Время шло. Белый Клык продолжал плясать, то нападая, то отступая и то и дело нанося раны противнику. А бульдог с мрачной уверенностью неотступно следовал за ним. Он знал, что рано или поздно добьется своего и, вцепившись в горло врага, одержит победу. А пока он спокойно принимал все муки, которые мог причинить ему этот враг. Уши его стали похожи на кисти, шея и спина были прокушены во многих местах, даже из губ его сочилась кровь, и все это были последствия тех молниеносных нападений, которых он не мог ни предвидеть, ни предотвратить.

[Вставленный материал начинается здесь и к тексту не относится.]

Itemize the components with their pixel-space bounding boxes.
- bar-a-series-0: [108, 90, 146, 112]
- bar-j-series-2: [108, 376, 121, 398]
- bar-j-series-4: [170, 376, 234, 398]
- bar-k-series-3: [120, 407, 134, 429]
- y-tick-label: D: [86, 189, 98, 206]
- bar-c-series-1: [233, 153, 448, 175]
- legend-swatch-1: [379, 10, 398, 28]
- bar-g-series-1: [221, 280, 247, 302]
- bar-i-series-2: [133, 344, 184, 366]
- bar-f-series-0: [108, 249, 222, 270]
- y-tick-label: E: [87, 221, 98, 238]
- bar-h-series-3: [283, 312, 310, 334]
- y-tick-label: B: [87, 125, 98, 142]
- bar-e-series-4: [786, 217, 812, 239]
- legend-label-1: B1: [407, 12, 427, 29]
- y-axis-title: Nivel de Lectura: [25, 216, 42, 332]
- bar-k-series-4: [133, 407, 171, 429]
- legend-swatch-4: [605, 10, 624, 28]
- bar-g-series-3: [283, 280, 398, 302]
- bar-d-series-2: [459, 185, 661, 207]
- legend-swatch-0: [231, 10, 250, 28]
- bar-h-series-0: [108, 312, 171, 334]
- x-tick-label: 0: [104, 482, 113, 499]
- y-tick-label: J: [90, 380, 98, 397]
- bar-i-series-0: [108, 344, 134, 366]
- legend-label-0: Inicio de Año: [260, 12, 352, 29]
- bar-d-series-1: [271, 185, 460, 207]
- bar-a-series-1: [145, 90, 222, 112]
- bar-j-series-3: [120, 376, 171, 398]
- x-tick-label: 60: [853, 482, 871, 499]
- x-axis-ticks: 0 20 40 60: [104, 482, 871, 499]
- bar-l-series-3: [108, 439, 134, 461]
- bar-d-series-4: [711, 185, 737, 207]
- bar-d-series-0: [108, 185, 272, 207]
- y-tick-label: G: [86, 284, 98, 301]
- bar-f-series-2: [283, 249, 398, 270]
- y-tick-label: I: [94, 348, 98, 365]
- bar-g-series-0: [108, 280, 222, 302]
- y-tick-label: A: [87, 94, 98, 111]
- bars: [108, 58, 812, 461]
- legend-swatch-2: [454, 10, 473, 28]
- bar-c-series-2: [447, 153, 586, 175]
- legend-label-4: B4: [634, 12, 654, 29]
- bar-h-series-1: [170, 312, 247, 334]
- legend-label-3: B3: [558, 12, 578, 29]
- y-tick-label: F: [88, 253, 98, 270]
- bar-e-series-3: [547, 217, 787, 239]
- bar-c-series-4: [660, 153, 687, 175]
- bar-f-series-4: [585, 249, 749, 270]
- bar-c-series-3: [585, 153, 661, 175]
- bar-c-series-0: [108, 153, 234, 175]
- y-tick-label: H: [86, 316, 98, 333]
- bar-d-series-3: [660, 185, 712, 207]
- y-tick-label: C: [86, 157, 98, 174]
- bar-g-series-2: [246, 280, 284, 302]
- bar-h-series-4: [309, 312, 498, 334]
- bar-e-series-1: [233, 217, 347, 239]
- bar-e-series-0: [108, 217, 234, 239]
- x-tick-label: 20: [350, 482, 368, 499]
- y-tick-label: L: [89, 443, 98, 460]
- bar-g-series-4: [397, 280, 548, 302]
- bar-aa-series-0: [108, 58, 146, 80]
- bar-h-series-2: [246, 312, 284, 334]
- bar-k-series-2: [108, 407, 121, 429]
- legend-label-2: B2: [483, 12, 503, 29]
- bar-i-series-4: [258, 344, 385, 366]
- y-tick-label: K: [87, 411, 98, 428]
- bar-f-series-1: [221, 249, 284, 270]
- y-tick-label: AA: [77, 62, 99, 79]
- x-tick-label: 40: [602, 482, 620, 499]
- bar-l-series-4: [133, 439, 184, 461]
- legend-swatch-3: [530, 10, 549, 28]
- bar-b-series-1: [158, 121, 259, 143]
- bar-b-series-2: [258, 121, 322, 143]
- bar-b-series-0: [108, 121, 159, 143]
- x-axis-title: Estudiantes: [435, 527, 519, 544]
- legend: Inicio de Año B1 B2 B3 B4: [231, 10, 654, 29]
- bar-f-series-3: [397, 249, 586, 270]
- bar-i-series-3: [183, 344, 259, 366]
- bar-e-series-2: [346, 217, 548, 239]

Несколько раз пытался Белый Клык сбить Чироки с ног. Но между ними была чересчур большая разница в росте. Чироки был слишком приземист, слишком близок к земле. Белый Клык все же сделал попытку использовать этот испытанный прием, но неудачно. Случай представился ему в тот момент, когда он проделывал одно из своих фантастических сальто-мортале. Он уловил секунду, когда голова бульдога была повернута в другую сторону. Плечо его не было защищено. Белый Клык бросился к нему, но его собственное плечо было настолько выше плеча бульдога и толчок был настолько силен, что сила инерции перебросила его через тело противника. Впервые за всю свою боевую жизнь Белый Клык потерял равновесие. Тело его почти перекувыркнулось в воздухе, и он, наверное, упал бы на спину, если бы не перевернулся тут же в воздухе, кошачьим движением стараясь опуститься на ноги. Он тяжело упал на бок. В следующее мгновение он уже стоял на ногах, но в тот же миг зубы Чироки впились в его горло.

Мертвая хватка вышла неудачной, так как Чироки вцепился в волка слишком низко, слишком близко к груди, но он не выпустил врага. Белый Клык вскочил на ноги и стал носиться кругом, как безумный, стараясь сбросить с себя бульдога. Эта присосавшаяся, впившаяся тяжесть приводила его в бешенство. Она связывала его движения, лишала их свободы. Это было подобие капкана, и весь инстинкт его глубоко возмущался против этой пытки. На несколько минут он как бы потерял рассудок. Им овладела безумная жажда жизни, и он перестал рассуждать. Мозг его затуманился от инстинктивного стремления тела жить и двигаться без конца, ибо движение есть высшее проявление жизни.

Он носился, как бешеный, вертелся, подскакивал и делал круг за кругом, стараясь стряхнуть с себя пятидесятифунтовую тяжесть, висевшую у него на шее. Бульдог не разжимал зубов. Иногда, правда, редко, ему удавалось коснуться лапами земли и на минуту задержать движения Белого Клыка, но в следующее мгновение тот снова начинал бешено кружиться, увлекая его с собой. Чироки поступал так, как подсказывал ему инстинкт. Он знал, что поступает правильно, не выпуская горла противника, и минутами испытывал блаженное состояние довольства. В такие моменты, зажмурив глаза, он позволял противнику трепать во все стороны свое тело, не обращая внимания на причиняемые ему мучения. Хватка в борьбе была все, и этой хватки он держался.

Белый Клык остановился только тогда, когда почувствовал, что выбился из сил. Он ничего не мог поделать и ничего не понимал. За всю свою жизнь он не встречал ничего похожего. Собаки, с которыми ему приходилось драться, боролись иначе: он бросался на них, кусал и отскакивал.